How to compare 1d arrays?

As paul18fr already suggested - there is intersec1d. How can one use it?

>>> np.intersect1d(arr[0], arr[1])
array([], dtype=int64)
>>> np.intersect1d(arr[9], arr[1])
array([15, 34])

Problem solved - we know how to find common integers.

How to find number of common elements?

numpy has handy .size for that. Building on solution of previous problem:

>>> np.intersect1d(arr[0], arr[1]).size
0
>>> np.intersect1d(arr[9], arr[1]).size
2

Problem solved - we know how to find number of common integers. However, if we think about it - we actually don't want number of common integers - we need to know whether condition is met or not i.e is <= 2 common integers. So we can adjust this:

>>> 2 <= np.intersect1d(arr[0], arr[1]).size
False
>>> 2 <= np.intersect1d(arr[9], arr[1]).size
True

How to apply it to all rows

This is nice and all but how to apply this to every row in array? There is apply_along_axis which can be used. However, in order to do so we need function which will be applied to all rows. As we have solution which we want to apply to every row we can write such a function with no effort at all:

def at_least_two_common(row, test_array):
    return 2 <= np.intersect1d(row, test_array).size

Now we apply this function to all rows:

>>> np.apply_along_axis(at_least_two_common, 1, arr, arr[1])
[False  True False False False False False False False  True False False
 False False False]

We observe that there are two Trues - row itself and actual match. So in order to get correct result we should deduct row itself.

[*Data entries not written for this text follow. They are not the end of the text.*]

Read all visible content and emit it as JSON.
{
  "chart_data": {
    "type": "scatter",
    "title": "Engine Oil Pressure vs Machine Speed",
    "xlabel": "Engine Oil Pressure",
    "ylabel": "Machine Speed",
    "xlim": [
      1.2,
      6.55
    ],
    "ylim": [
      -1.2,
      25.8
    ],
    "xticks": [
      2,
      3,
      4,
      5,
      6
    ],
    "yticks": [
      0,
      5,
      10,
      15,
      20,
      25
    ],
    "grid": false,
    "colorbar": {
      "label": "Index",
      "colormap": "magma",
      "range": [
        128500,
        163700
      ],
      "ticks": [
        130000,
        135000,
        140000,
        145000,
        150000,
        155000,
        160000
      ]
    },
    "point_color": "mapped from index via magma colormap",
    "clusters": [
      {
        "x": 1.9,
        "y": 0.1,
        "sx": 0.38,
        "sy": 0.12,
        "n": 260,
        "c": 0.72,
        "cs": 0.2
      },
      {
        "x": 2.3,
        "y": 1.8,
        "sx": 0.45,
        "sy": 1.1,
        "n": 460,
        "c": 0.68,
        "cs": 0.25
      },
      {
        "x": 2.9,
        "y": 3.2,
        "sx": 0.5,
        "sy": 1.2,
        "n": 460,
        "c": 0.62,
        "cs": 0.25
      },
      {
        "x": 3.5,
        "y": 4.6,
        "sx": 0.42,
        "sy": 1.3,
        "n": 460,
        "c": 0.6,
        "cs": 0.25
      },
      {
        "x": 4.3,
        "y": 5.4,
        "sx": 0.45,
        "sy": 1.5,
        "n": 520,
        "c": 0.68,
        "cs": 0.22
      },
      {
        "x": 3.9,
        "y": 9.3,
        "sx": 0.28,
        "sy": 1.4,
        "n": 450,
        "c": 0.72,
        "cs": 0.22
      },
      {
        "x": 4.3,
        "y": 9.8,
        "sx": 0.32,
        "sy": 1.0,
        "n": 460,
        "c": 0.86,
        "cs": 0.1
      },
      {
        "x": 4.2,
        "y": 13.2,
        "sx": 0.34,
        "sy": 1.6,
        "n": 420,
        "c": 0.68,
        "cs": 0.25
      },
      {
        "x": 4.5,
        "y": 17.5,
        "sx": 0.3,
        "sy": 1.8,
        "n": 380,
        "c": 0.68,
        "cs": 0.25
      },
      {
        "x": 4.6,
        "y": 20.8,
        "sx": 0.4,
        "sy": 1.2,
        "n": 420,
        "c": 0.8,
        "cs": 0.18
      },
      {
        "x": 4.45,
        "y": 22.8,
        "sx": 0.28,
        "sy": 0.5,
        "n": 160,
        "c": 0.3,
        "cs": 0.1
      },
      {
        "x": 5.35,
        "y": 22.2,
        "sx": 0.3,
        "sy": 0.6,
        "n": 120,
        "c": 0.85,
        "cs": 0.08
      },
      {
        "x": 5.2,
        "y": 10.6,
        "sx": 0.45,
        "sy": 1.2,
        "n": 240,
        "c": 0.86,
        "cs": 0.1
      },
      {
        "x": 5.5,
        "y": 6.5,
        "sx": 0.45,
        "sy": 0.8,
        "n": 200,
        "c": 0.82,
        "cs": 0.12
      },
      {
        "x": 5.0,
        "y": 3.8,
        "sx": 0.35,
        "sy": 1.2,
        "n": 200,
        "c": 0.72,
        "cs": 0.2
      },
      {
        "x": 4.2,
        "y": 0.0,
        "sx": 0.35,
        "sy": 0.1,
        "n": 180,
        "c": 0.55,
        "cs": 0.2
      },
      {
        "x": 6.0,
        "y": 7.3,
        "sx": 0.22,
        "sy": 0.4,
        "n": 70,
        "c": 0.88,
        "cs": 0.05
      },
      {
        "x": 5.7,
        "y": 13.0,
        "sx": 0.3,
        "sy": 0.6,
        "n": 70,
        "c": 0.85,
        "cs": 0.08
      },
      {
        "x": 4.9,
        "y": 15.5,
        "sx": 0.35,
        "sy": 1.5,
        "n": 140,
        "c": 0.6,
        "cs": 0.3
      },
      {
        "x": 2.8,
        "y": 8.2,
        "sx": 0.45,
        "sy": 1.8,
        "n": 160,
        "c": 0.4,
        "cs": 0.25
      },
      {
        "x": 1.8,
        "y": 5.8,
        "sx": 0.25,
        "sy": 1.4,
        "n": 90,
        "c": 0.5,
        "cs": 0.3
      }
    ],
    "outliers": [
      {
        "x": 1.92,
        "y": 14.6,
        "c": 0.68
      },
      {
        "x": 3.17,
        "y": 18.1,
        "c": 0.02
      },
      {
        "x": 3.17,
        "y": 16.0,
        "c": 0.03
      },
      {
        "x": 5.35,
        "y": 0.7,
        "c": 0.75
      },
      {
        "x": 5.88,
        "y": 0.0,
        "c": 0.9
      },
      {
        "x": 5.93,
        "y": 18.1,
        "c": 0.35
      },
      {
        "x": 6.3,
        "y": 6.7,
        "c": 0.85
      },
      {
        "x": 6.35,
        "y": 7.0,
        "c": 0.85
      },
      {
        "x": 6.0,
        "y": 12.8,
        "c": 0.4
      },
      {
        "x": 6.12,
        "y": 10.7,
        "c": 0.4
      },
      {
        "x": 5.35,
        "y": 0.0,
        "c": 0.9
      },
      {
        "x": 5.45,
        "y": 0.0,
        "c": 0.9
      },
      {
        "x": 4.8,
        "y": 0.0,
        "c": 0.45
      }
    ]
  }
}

How to count rows which have two or more common elements

We have array of Trues and Falses and we need to count Trues. What we do? We count nonzeros:

>>> np.count_nonzero(np.apply_along_axis(at_least_two_common, 1, arr, arr[1]))
2

As we observed earlier this result includes row itself, so little adjustment (-1) must be made and whole solutions will look like (of course numpy must be imported and arr initialized too):

def at_least_two_common(row, test_array):
    return 2 <= np.intersect1d(row, test_array).size

print(np.count_nonzero(np.apply_along_axis(at_least_two_common, 1, arr, arr[1])) - 1)

This might or might not be helpful to solve your problem. As I already mentioned - numpy can be overwhelming and if I provided just those three lines it wouldn't be that helpful. But knowing the steps stitched together in last line it should be pretty obvious what is going on and maybe gives some ideas how to approach your problem (I am sure that this little problem I had can be solved in gazillion other ways using numpy-s built-in methods).